French graphic novelist, critic and Tintin expert, Benoit Peeters, will take up the pioneering professor role from next summer
Comic book fans will have the chance to study for a PhD in Tintin – or any other comic character – with expert supervision, following the appointment by a university of the UK’s first visiting professor of graphic fiction and comic art.
Lancaster University announced that the French graphic novelist, critic and Tintin expert, Benoit Peeters, will take up the pioneering professor role from next summer. The position will include his lecturing students on comic history, taking creative workshops and overseeing PhD students.
Simon Guy, dean of Lancaster’s faculty of arts, said the appointment would bring a “new dimension” to the university, especially in English and creative writing courses.
“Having Benoit on the staff, hopefully we will get more applications to study comics and other graphic fiction in a serious academic way,” he said.
The idea is “not to spend time with students just reading manga comics. Instead it’s about how comic fiction is bringing together a range of social, cultural, economic, technological innovations,” Professor Guy said.
During the three-year appointment, Dr Peeters’ work will be “about comics and about writing comics”, he said. He will explore the subject from the early 19th century comic book writer Rodolphe Töpffer to contemporary graphic novel authors including Chris Ware and Art Spiegelman and the UK’s Alan Moore, whose works include the Watchmen series and V for Vendetta.

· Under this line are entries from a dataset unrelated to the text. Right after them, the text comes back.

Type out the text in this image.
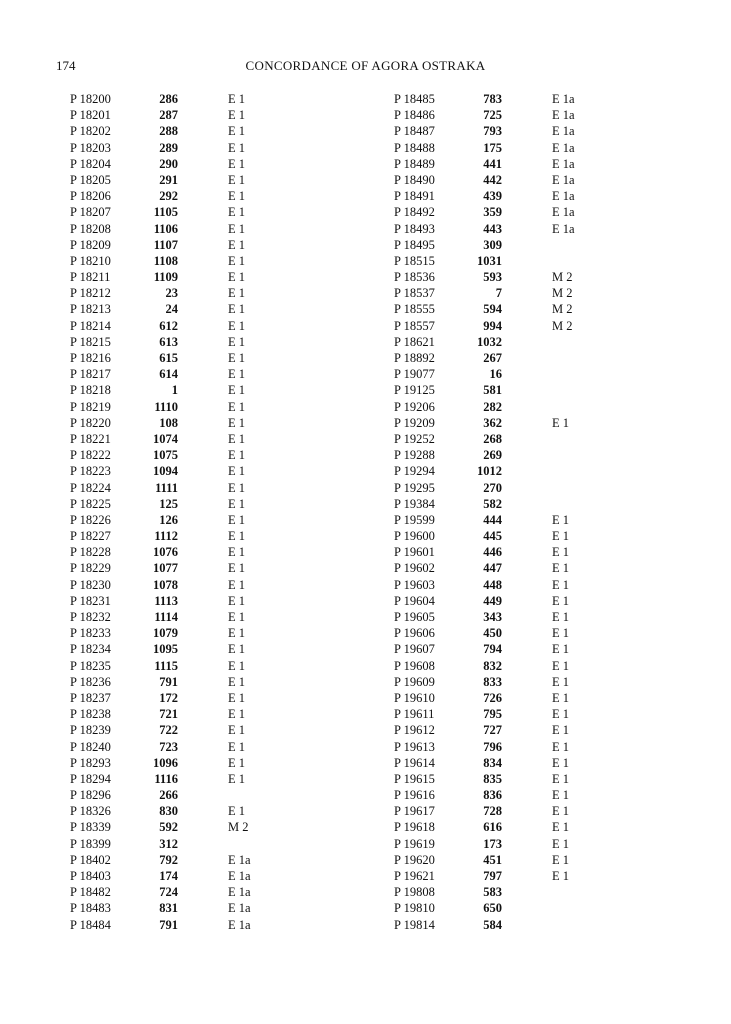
174	CONCORDANCE OF AGORA OSTRAKA
P 18200	286	E 1
P 18201	287	E 1
P 18202	288	E 1
P 18203	289	E 1
P 18204	290	E 1
P 18205	291	E 1
P 18206	292	E 1
P 18207	1105	E 1
P 18208	1106	E 1
P 18209	1107	E 1
P 18210	1108	E 1
P 18211	1109	E 1
P 18212	23	E 1
P 18213	24	E 1
P 18214	612	E 1
P 18215	613	E 1
P 18216	615	E 1
P 18217	614	E 1
P 18218	1	E 1
P 18219	1110	E 1
P 18220	108	E 1
P 18221	1074	E 1
P 18222	1075	E 1
P 18223	1094	E 1
P 18224	1111	E 1
P 18225	125	E 1
P 18226	126	E 1
P 18227	1112	E 1
P 18228	1076	E 1
P 18229	1077	E 1
P 18230	1078	E 1
P 18231	1113	E 1
P 18232	1114	E 1
P 18233	1079	E 1
P 18234	1095	E 1
P 18235	1115	E 1
P 18236	791	E 1
P 18237	172	E 1
P 18238	721	E 1
P 18239	722	E 1
P 18240	723	E 1
P 18293	1096	E 1
P 18294	1116	E 1
P 18296	266
P 18326	830	E 1
P 18339	592	M 2
P 18399	312
P 18402	792	E 1a
P 18403	174	E 1a
P 18482	724	E 1a
P 18483	831	E 1a
P 18484	791	E 1a
P 18485	783	E 1a
P 18486	725	E 1a
P 18487	793	E 1a
P 18488	175	E 1a
P 18489	441	E 1a
P 18490	442	E 1a
P 18491	439	E 1a
P 18492	359	E 1a
P 18493	443	E 1a
P 18495	309
P 18515	1031
P 18536	593	M 2
P 18537	7	M 2
P 18555	594	M 2
P 18557	994	M 2
P 18621	1032
P 18892	267
P 19077	16
P 19125	581
P 19206	282
P 19209	362	E 1
P 19252	268
P 19288	269
P 19294	1012
P 19295	270
P 19384	582
P 19599	444	E 1
P 19600	445	E 1
P 19601	446	E 1
P 19602	447	E 1
P 19603	448	E 1
P 19604	449	E 1
P 19605	343	E 1
P 19606	450	E 1
P 19607	794	E 1
P 19608	832	E 1
P 19609	833	E 1
P 19610	726	E 1
P 19611	795	E 1
P 19612	727	E 1
P 19613	796	E 1
P 19614	834	E 1
P 19615	835	E 1
P 19616	836	E 1
P 19617	728	E 1
P 19618	616	E 1
P 19619	173	E 1
P 19620	451	E 1
P 19621	797	E 1
P 19808	583
P 19810	650
P 19814	584
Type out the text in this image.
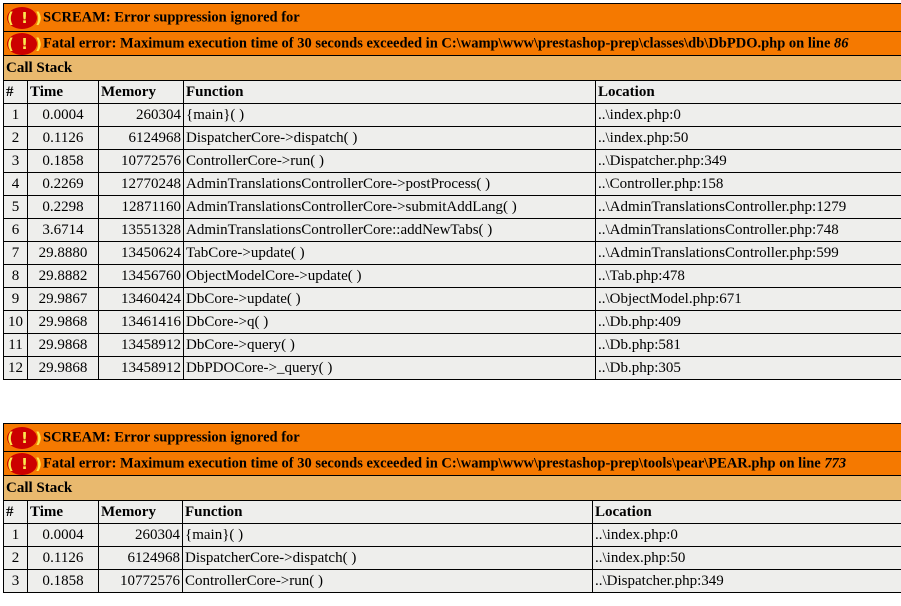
( ! )SCREAM: Error suppression ignored for				
( ! )Fatal error: Maximum execution time of 30 seconds exceeded in C:\wamp\www\prestashop-prep\classes\db\DbPDO.php on line 86				
Call Stack				
#	Time	Memory	Function	Location
1	0.0004	260304	{main}( )	..\index.php:0
2	0.1126	6124968	DispatcherCore->dispatch( )	..\index.php:50
3	0.1858	10772576	ControllerCore->run( )	..\Dispatcher.php:349
4	0.2269	12770248	AdminTranslationsControllerCore->postProcess( )	..\Controller.php:158
5	0.2298	12871160	AdminTranslationsControllerCore->submitAddLang( )	..\AdminTranslationsController.php:1279
6	3.6714	13551328	AdminTranslationsControllerCore::addNewTabs( )	..\AdminTranslationsController.php:748
7	29.8880	13450624	TabCore->update( )	..\AdminTranslationsController.php:599
8	29.8882	13456760	ObjectModelCore->update( )	..\Tab.php:478
9	29.9867	13460424	DbCore->update( )	..\ObjectModel.php:671
10	29.9868	13461416	DbCore->q( )	..\Db.php:409
11	29.9868	13458912	DbCore->query( )	..\Db.php:581
12	29.9868	13458912	DbPDOCore->_query( )	..\Db.php:305
( ! )SCREAM: Error suppression ignored for				
( ! )Fatal error: Maximum execution time of 30 seconds exceeded in C:\wamp\www\prestashop-prep\tools\pear\PEAR.php on line 773				
Call Stack				
#	Time	Memory	Function	Location
1	0.0004	260304	{main}( )	..\index.php:0
2	0.1126	6124968	DispatcherCore->dispatch( )	..\index.php:50
3	0.1858	10772576	ControllerCore->run( )	..\Dispatcher.php:349
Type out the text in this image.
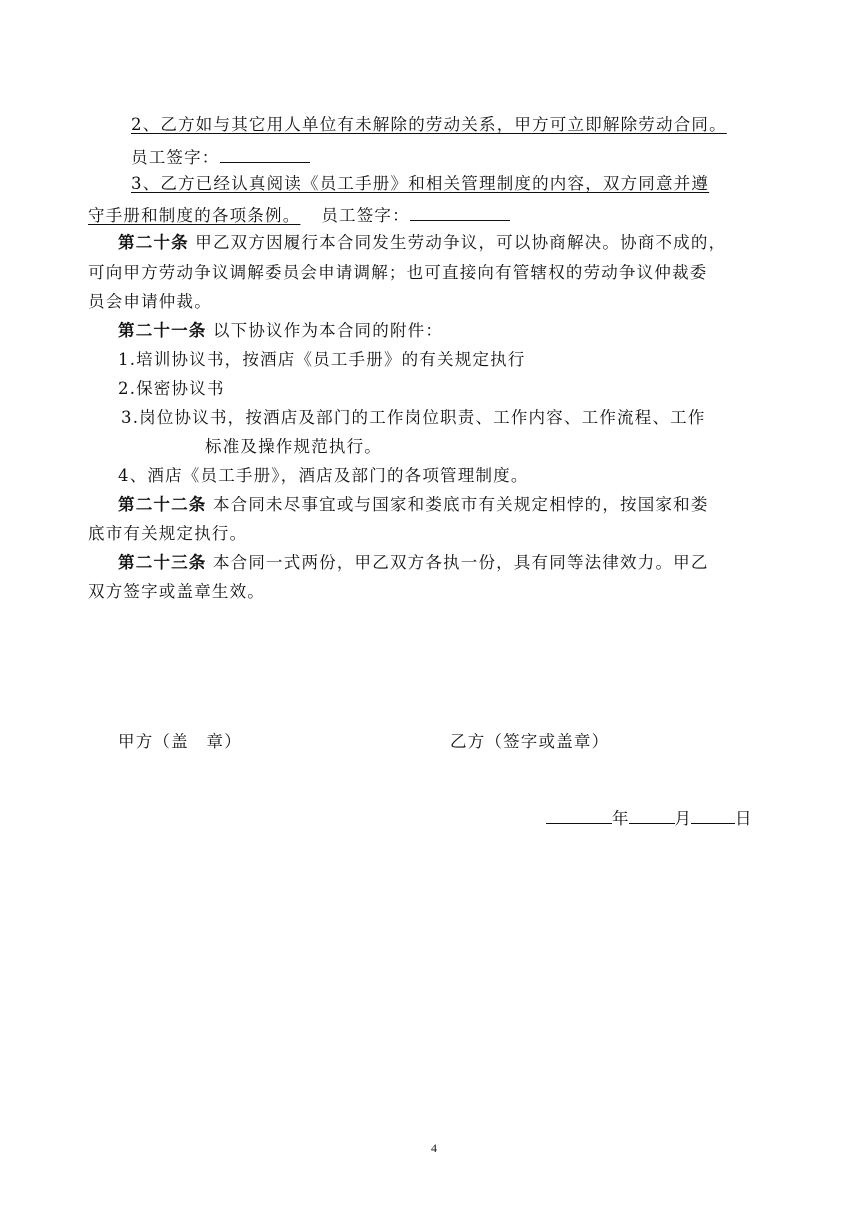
2、乙方如与其它用人单位有未解除的劳动关系，甲方可立即解除劳动合同。
员工签字：
3、乙方已经认真阅读《员工手册》和相关管理制度的内容，双方同意并遵
守手册和制度的各项条例。 员工签字：
第二十条 甲乙双方因履行本合同发生劳动争议，可以协商解决。协商不成的，
可向甲方劳动争议调解委员会申请调解；也可直接向有管辖权的劳动争议仲裁委
员会申请仲裁。
第二十一条 以下协议作为本合同的附件：
1.培训协议书，按酒店《员工手册》的有关规定执行
2.保密协议书
3.岗位协议书，按酒店及部门的工作岗位职责、工作内容、工作流程、工作
标准及操作规范执行。
4、酒店《员工手册》，酒店及部门的各项管理制度。
第二十二条 本合同未尽事宜或与国家和娄底市有关规定相悖的，按国家和娄
底市有关规定执行。
第二十三条 本合同一式两份，甲乙双方各执一份，具有同等法律效力。甲乙
双方签字或盖章生效。
甲方（盖　章）	乙方（签字或盖章）
年	月	日
4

Dr Peeters is a world authority on Hergé, writing Tintin and the World of Hergé as well as the Belgian author’s biography. His appointment was announced yesterday at the Tintin exhibition in Somerset House in London.
Dr Peeters said he would not focus on Tintin alone, adding: “I hope students will come with new subjects for their generation.”
The incoming professor, who has also written about the French philosopher Jacques Derrida, believes the idea of graphic novels as “low art” is old fashioned. “Some are childish and funny, some are sophisticated and adult,” he said. “Recent generations have grown up with sophisticated comics and can consider it a real form of expression and art. There are so many writers and movie directors interested in comics’ language now. I think we can research further.”
The role has been created after working with the Lakes International Comic Art Festival, now in its third year. The university hopes it will lead to the addition of further modules and research projects.
Dr Peeters said: “What interests me is the evolution and connection between art, literature, movies, animation, graphic novel and comic art.”
Professor Guy said: “It’s important we move beyond the traditional canonical idea of arts and culture. It’s important we understand the cultural and economic significance of the comic industry, which is worth millions … billions if you look at the films.”